Я по привычке ждала «Здравствуйте!», или «Это квартира Мандельштама?», или «Дома?», или, наконец, «Примите телеграмму»… Ведь посетитель обычно переговаривается через порог с тем, кто открыл дверь, и ждет, чтобы открывший посторонился и пропустил его в дом. Но ночные посетители нашей эпохи не придерживались этого церемониала, как, вероятно, любые агенты тайной полиции во всем мире и во все времена. Не спросив ни о чем, ничего не дожидаясь, не задержавшись на пороге ни единого мига, они с неслыханной ловкостью и быстротой проникли, отстранив, но не толкнув меня, в переднюю, и квартира сразу наполнилась людьми. Уже проверяли документы и привычным, точным и хорошо разработанным движением гладили нас по бедрам, прощупывая карманы, чтобы проверить, не припрятано ли оружие.

Из большой комнаты вышел О. М. «Вы за мной?» - спросил он. Невысокий агент, почти улыбнувшись, посмотрел на него: «Ваши документы». О. М. вынул из кармана паспорт.

Проверив, чекист предъявил ему ордер. О. М. прочел и кивнул.

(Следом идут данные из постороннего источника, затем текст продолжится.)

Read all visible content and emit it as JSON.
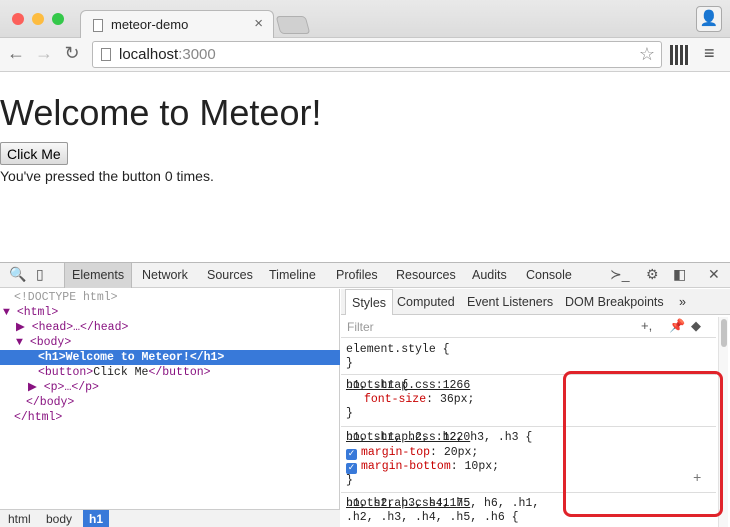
{
  "browser": {
    "tab_title": "meteor-demo",
    "url_host": "localhost",
    "url_port": ":3000",
    "traffic_lights": [
      "#fc605b",
      "#fdbc40",
      "#34c84a"
    ]
  },
  "page": {
    "heading": "Welcome to Meteor!",
    "button_label": "Click Me",
    "counter_text": "You've pressed the button 0 times."
  },
  "devtools": {
    "tabs": [
      "Elements",
      "Network",
      "Sources",
      "Timeline",
      "Profiles",
      "Resources",
      "Audits",
      "Console"
    ],
    "dom_lines": {
      "doctype": "<!DOCTYPE html>",
      "html_open": "<html>",
      "head": "<head>…</head>",
      "body_open": "<body>",
      "h1": "<h1>Welcome to Meteor!</h1>",
      "button_open": "<button>",
      "button_text": "Click Me",
      "button_close": "</button>",
      "p": "<p>…</p>",
      "body_close": "</body>",
      "html_close": "</html>"
    },
    "breadcrumbs": [
      "html",
      "body",
      "h1"
    ],
    "styles_tabs": [
      "Styles",
      "Computed",
      "Event Listeners",
      "DOM Breakpoints",
      "»"
    ],
    "filter_placeholder": "Filter",
    "rules": [
      {
        "selector": "element.style {",
        "close": "}",
        "source": ""
      },
      {
        "selector": "h1, .h1 {",
        "prop": "font-size",
        "value": "36px;",
        "close": "}",
        "source": "bootstrap.css:1266"
      },
      {
        "selector": "h1, .h1, h2, .h2, h3, .h3 {",
        "prop1": "margin-top",
        "value1": "20px;",
        "prop2": "margin-bottom",
        "value2": "10px;",
        "close": "}",
        "source": "bootstrap.css:1220"
      },
      {
        "selector": "h1, h2, h3, h4, h5, h6, .h1,",
        "selector2": ".h2, .h3, .h4, .h5, .h6 {",
        "source": "bootstrap.css:1175"
      }
    ]
  }
}
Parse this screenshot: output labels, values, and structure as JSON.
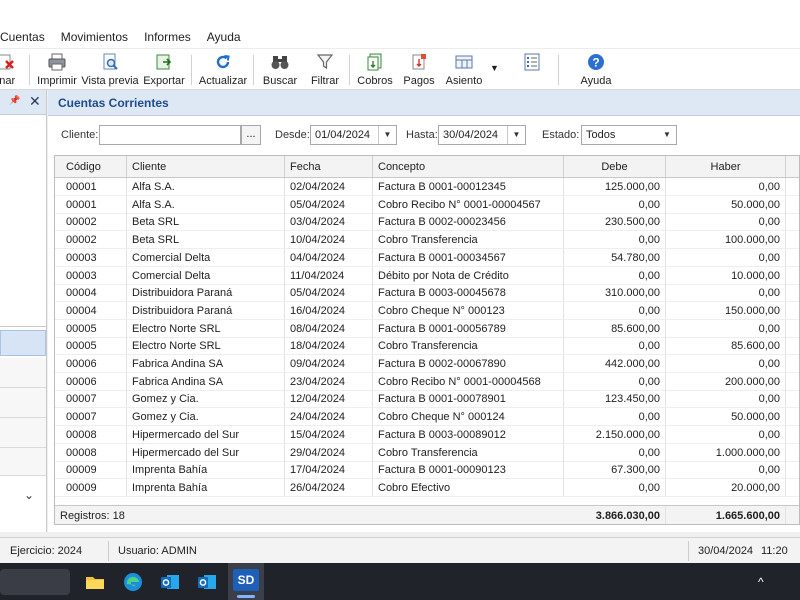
{
  "menu": [
    "Cuentas",
    "Movimientos",
    "Informes",
    "Ayuda"
  ],
  "toolbar": {
    "eliminar": "inar",
    "imprimir": "Imprimir",
    "vista_previa": "Vista previa",
    "exportar": "Exportar",
    "actualizar": "Actualizar",
    "buscar": "Buscar",
    "filtrar": "Filtrar",
    "cobros": "Cobros",
    "pagos": "Pagos",
    "asiento": "Asiento",
    "ayuda": "Ayuda"
  },
  "left_panel": {
    "pin": "📌",
    "close": "✕",
    "chevron": "⌄"
  },
  "panel_title": "Cuentas Corrientes",
  "filters": {
    "cliente_label": "Cliente:",
    "cliente_value": "",
    "cliente_btn": "...",
    "desde_label": "Desde:",
    "desde_value": "01/04/2024",
    "hasta_label": "Hasta:",
    "hasta_value": "30/04/2024",
    "estado_label": "Estado:",
    "estado_value": "Todos"
  },
  "grid": {
    "columns": [
      "Código",
      "Cliente",
      "Fecha",
      "Concepto",
      "Debe",
      "Haber"
    ],
    "rows": [
      [
        "00001",
        "Alfa S.A.",
        "02/04/2024",
        "Factura B 0001-00012345",
        "125.000,00",
        "0,00"
      ],
      [
        "00001",
        "Alfa S.A.",
        "05/04/2024",
        "Cobro Recibo N° 0001-00004567",
        "0,00",
        "50.000,00"
      ],
      [
        "00002",
        "Beta SRL",
        "03/04/2024",
        "Factura B 0002-00023456",
        "230.500,00",
        "0,00"
      ],
      [
        "00002",
        "Beta SRL",
        "10/04/2024",
        "Cobro Transferencia",
        "0,00",
        "100.000,00"
      ],
      [
        "00003",
        "Comercial Delta",
        "04/04/2024",
        "Factura B 0001-00034567",
        "54.780,00",
        "0,00"
      ],
      [
        "00003",
        "Comercial Delta",
        "11/04/2024",
        "Débito por Nota de Crédito",
        "0,00",
        "10.000,00"
      ],
      [
        "00004",
        "Distribuidora Paraná",
        "05/04/2024",
        "Factura B 0003-00045678",
        "310.000,00",
        "0,00"
      ],
      [
        "00004",
        "Distribuidora Paraná",
        "16/04/2024",
        "Cobro Cheque N° 000123",
        "0,00",
        "150.000,00"
      ],
      [
        "00005",
        "Electro Norte SRL",
        "08/04/2024",
        "Factura B 0001-00056789",
        "85.600,00",
        "0,00"
      ],
      [
        "00005",
        "Electro Norte SRL",
        "18/04/2024",
        "Cobro Transferencia",
        "0,00",
        "85.600,00"
      ],
      [
        "00006",
        "Fabrica Andina SA",
        "09/04/2024",
        "Factura B 0002-00067890",
        "442.000,00",
        "0,00"
      ],
      [
        "00006",
        "Fabrica Andina SA",
        "23/04/2024",
        "Cobro Recibo N° 0001-00004568",
        "0,00",
        "200.000,00"
      ],
      [
        "00007",
        "Gomez y Cia.",
        "12/04/2024",
        "Factura B 0001-00078901",
        "123.450,00",
        "0,00"
      ],
      [
        "00007",
        "Gomez y Cia.",
        "24/04/2024",
        "Cobro Cheque N° 000124",
        "0,00",
        "50.000,00"
      ],
      [
        "00008",
        "Hipermercado del Sur",
        "15/04/2024",
        "Factura B 0003-00089012",
        "2.150.000,00",
        "0,00"
      ],
      [
        "00008",
        "Hipermercado del Sur",
        "29/04/2024",
        "Cobro Transferencia",
        "0,00",
        "1.000.000,00"
      ],
      [
        "00009",
        "Imprenta Bahía",
        "17/04/2024",
        "Factura B 0001-00090123",
        "67.300,00",
        "0,00"
      ],
      [
        "00009",
        "Imprenta Bahía",
        "26/04/2024",
        "Cobro Efectivo",
        "0,00",
        "20.000,00"
      ]
    ],
    "footer": {
      "registros": "Registros: 18",
      "total_debe": "3.866.030,00",
      "total_haber": "1.665.600,00"
    }
  },
  "status": {
    "ejercicio": "Ejercicio: 2024",
    "usuario": "Usuario: ADMIN",
    "fecha": "30/04/2024",
    "hora": "11:20"
  },
  "taskbar": {
    "active_app": "SD",
    "tray": "^"
  },
  "colors": {
    "accent": "#1f4b8e",
    "panel_header": "#dde8f4",
    "selection": "#d6e4f5"
  }
}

На их языке это называлось «ночная операция». Как я потом узнала, все они твердо верили, что в любую ночь и в любом из наших домов они могут встретиться с сопротивлением. В их среде для поддержания духа муссировались романтические легенды о ночных опасностях. Я сама слышала рассказ о том, как Бабель, отстреливаясь, опасно ранил одного из «наших», как выразилась повествовательница, дочь крупного чекиста, выдвинувшегося в 37 году. Для нее эти легенды были связаны с беспокойством за ушедшего на «ночную работу» отца, добряка и баловника, который так любил детей и животных, что дома всегда держал на коленях кошку, а дочурку учил никогда не признаваться в своей вине и на все упрямо отвечать «нет». Этот уютный человек с кошкой не мог простить подследственным, что они почему-то признавались во всех возводимых на них обвинениях. «Зачем они это делали? - повторяла дочь за отцом. - Ведь этим они подводили и себя, и нас!»… А «мы» означало тех, кто по ночам приходил с ордерами, допрашивал и выносил приговоры, передавая в часы досуга своим друзьям увлекательные рассказы о ночных опасностях. А мне чекистские легенды о ночных страстях напоминают о крошечной дырочке в черепе осторожного, умного, высоколобого Бабеля, который в жизни, вероятно, не держал в руках пистолета.

В наши притихшие, нищие дома они входили, как в разбойничьи притоны, как в хазу, как в тайные лаборатории, где карбонарии в масках изготовляют динамит и собираются оказать вооруженное сопротивление. К нам они вошли в ночь с тринадцатого на четырнадцатое мая 1934 года.

Проверив документы, предъявив ордер и убедившись, что сопротивления не будет, приступили к обыску. Бродский грузно опустился в кресло и застыл. Огромный, похожий на деревянную скульптуру какого-то чересчур дикого народа, он сидел и сопел, сопел и храпел, храпел и сидел. Вид у него был злой и обиженный. Я случайно к нему с чем-то обратилась, попросила, кажется, найти на полках книги, чтобы дать с собой О. М., но он отругнулся: «Пускай Мандельштам сам ищет», - и снова засопел. Под утро, когда мы уже свободно ходили по комнатам и усталые чекисты даже не скашивали нам вслед глаза, Бродский вдруг очнулся, поднял, как школьник, руку и попросил разрешения выйти в уборную. Чин, распоряжавшийся обыском, насмешливо на него поглядел: «Можете идти домой», - сказал он. «Что?» - удивленно переспросил Бродский. «Домой», - повторил чекист и отвернулся. Чины презирали своих штатских помощников, а Бродский был, вероятно, к нам подсажен, чтобы мы, услыхав стук, не успели уничтожить каких-нибудь рукописей.